In the courtesan world, female children were considered assets, believed to follow their mothers’ ghunghroo-clad footsteps. Sons were unwanted, often unloved. Nautch Boy, Manish Gaekwad’s follow-up to his affecting 2023 memoir, The Last Courtesan, is the story of what it means to be born a male child in that world, while also tracing the life of his formidable mother, Rekhabai, who inspired the first memoir, after she left her career as a tawaif.

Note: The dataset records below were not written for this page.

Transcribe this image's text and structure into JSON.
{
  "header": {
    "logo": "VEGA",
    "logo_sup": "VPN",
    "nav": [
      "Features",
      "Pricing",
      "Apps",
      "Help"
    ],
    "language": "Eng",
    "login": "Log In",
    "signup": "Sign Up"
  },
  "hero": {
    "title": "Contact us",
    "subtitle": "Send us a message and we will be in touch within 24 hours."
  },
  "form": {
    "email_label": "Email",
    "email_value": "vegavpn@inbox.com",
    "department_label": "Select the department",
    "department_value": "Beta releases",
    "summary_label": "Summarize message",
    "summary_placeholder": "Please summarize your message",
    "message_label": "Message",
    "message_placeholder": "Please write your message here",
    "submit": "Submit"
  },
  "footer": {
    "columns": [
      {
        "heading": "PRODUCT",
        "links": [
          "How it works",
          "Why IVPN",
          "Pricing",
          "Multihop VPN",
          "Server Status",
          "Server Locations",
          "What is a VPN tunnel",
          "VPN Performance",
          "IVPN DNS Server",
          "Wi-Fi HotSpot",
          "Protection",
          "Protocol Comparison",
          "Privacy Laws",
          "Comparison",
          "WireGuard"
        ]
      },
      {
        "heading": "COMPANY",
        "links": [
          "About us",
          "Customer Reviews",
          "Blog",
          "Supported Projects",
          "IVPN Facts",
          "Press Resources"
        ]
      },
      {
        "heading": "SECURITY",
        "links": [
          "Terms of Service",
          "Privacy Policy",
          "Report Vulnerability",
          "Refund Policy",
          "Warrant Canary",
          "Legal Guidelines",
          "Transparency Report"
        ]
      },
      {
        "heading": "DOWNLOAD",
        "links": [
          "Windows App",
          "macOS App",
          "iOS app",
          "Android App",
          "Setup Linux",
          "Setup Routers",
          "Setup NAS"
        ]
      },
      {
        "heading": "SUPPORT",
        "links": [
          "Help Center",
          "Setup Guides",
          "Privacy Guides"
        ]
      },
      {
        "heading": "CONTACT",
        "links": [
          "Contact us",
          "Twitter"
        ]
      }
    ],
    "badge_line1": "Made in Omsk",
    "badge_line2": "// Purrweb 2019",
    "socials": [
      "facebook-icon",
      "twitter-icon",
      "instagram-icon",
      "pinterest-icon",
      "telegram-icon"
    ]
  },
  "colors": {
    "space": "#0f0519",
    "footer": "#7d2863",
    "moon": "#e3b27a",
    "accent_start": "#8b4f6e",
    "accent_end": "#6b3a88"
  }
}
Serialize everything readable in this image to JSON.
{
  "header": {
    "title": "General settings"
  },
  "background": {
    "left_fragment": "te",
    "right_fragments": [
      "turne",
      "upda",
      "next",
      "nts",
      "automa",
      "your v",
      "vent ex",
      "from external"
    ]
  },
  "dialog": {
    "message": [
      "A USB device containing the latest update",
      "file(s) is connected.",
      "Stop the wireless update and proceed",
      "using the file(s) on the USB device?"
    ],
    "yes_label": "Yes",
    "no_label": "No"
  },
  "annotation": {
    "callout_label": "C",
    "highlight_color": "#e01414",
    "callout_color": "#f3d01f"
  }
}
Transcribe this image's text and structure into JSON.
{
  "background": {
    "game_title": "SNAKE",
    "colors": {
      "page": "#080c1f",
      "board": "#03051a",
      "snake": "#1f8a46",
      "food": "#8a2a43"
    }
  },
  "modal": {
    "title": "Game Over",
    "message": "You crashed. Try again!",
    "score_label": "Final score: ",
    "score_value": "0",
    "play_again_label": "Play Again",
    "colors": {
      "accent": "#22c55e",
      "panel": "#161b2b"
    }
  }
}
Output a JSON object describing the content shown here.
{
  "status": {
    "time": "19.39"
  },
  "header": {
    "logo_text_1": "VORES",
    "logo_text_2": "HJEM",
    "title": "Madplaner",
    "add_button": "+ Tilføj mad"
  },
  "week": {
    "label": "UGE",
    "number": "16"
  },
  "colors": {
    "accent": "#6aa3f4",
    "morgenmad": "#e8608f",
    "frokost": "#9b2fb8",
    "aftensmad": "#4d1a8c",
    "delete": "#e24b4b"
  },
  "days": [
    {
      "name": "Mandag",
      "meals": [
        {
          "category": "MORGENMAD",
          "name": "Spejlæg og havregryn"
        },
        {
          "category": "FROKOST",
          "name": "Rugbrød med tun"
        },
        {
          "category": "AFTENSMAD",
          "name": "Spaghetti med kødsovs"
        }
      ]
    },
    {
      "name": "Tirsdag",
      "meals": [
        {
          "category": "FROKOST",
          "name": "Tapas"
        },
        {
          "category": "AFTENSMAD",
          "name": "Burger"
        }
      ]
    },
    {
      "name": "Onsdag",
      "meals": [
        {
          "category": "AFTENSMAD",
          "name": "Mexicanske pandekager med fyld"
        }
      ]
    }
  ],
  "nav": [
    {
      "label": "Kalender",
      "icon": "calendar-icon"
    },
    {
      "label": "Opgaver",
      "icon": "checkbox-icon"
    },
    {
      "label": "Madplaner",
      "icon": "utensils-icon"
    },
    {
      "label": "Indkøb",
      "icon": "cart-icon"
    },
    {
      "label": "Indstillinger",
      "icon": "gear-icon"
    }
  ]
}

While Rekhabai went to considerable lengths to keep her son as far from her work and her workplace as possible, the Bowbazar kotha did cast a long shadow over him. There was much subterfuge in his young life: Manish was a formal rendition of his given name Monty, after Rishi Kapoor’s character in Karz; Gaekwad was a surname arrived at by chance. Gaekwad’s father was actually Rehmat Khan, an on-off visitor to Rekhabai in the kotha, who did not wish to bestow his name on his illegitimate son.
Gaekwad, who grew up far away from Foras Road in Bombay and learnt to engage with the world in fluent English, could not jettison his love for music and dance, nor some of his effeminate mannerisms, early signs of his sexual orientation. This kept him forever at one remove from his schoolmates, and later, from his illiterate kin in his mother’s family in the low-income Bhat Nagar in Pune.
The author’s gaze continues to be a discomfitingly clear one. He tells readers how his mother wasn’t really too maternal in disposition, as “violence was a form of care and protection for my mother”. His father beget him only to prove his virility and was least interested in him thereafter. Faced with violence in the kotha, Gaekwad grew quiet, inward-looking, and pacifist most times. All the accumulated scars are laid bare for the reader to see; the heartbreak peeking through the deliberately adopted tone of pragmatism.
Just like in The Last Courtesan, the author makes some things clear to the reader. That the tawaif who performs a mujra at a mehfil is not a sex worker, though by the 70s, many tawaifs were pushed to or entered sex work to survive.
When I started reading this book, I wondered what fresh insights Gaekwad could offer with this story. But all through, the reader is held to the page, intent and interested, and quite moved by the account of a little nautch boy who has never really been able to shake off the scars of his checkered past. The language continues to be uneven in this book, too. A blue pencil could have been deftly employed to do away with the (many) syntax errors without compromising Gaekwad’s unique voice and style of storytelling.
Gaekwad grows up acquiring a brittle exterior, shunning any show of affection yet yearning for it. Acts of tenderness, love, and care, he tells us, do not shine through the fog of memories. His maternal kin, from the Kanjarbhat nomadic tribe, lived in squalor. When her in-laws sold Rekhabai to the Bowbazar kothi in Kolkata, she settled in without protest. He recalls dancing endlessly—at the kothi, at his boarding school—and finding in words a way to “nourishing his soul, helping him deal with the chaos both inside and outside”. He writes of the 1993 bomb blasts that wiped out the Bowbazar kothas, forcing the tawaifs into a new reality “when skin replaced song in a dance bar.” He remembers his mother’s later years, steeped in prayer and longing. And when he discusses sex in the kotha, it is the reader who flinches, not the writer. It is in such moments that Nautch Boy fairly shines.